Pasado un tiempo y manteniendo las nuevas rutinas, la sensación de “desajuste” y el esfuerzo empiezan a desaparecer de forma paulatina y el nuevo hábito se va integrando en nuestra rutina o de la empresa. Aquí es cuando sentimos la otra dimensión, la ganancia de haber mantenido la nueva rutina a lo largo de un tiempo hasta que pasa de hacer parte de nuestra manera natural de hacer las cosas, es decir, pasa a estar integrado en nuestro comportamiento natural.

La dimensión del tiempo es una variable que depende de cada persona y aquí es importante nombrar un valor  que puede hacer la diferencia en la concretización de cambios importantes – la paciencia. Muchas veces es necesario esperar y tener paciencia para aceptar e integrar nuevas rutinas para poder llegar a los cambios que te hacen crecer y desarrollar hacia tus metas o sueños.

Esta es una realidad que sucede también en la vida de las empresas, con la complexidad que implica el cambio tanto de personas como de procesos en las organizaciones.
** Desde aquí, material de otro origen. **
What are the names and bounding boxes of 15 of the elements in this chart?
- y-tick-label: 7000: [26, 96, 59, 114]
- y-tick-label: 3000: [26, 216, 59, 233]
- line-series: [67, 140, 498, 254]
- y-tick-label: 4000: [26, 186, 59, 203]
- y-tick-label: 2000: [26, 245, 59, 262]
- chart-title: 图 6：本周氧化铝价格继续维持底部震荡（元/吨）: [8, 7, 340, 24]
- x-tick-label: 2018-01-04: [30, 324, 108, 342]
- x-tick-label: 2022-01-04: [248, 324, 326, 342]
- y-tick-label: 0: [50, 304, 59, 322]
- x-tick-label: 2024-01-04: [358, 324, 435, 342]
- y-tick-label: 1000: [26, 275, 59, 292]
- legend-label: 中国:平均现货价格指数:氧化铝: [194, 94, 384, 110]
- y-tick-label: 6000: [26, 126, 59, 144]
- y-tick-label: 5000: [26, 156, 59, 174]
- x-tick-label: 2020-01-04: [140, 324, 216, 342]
Por ello, es importante y necesario que los cambios sean acompañados también por un desarrollo emocional de los individuos, que les permita elevar su nivel de conciencia y responsabilidad hacia las nuevas circunstancias. Esto permite que la integración de nuevos hábitos se haga de manera más natural y eficaz para todos los implicados en un proceso de cambio.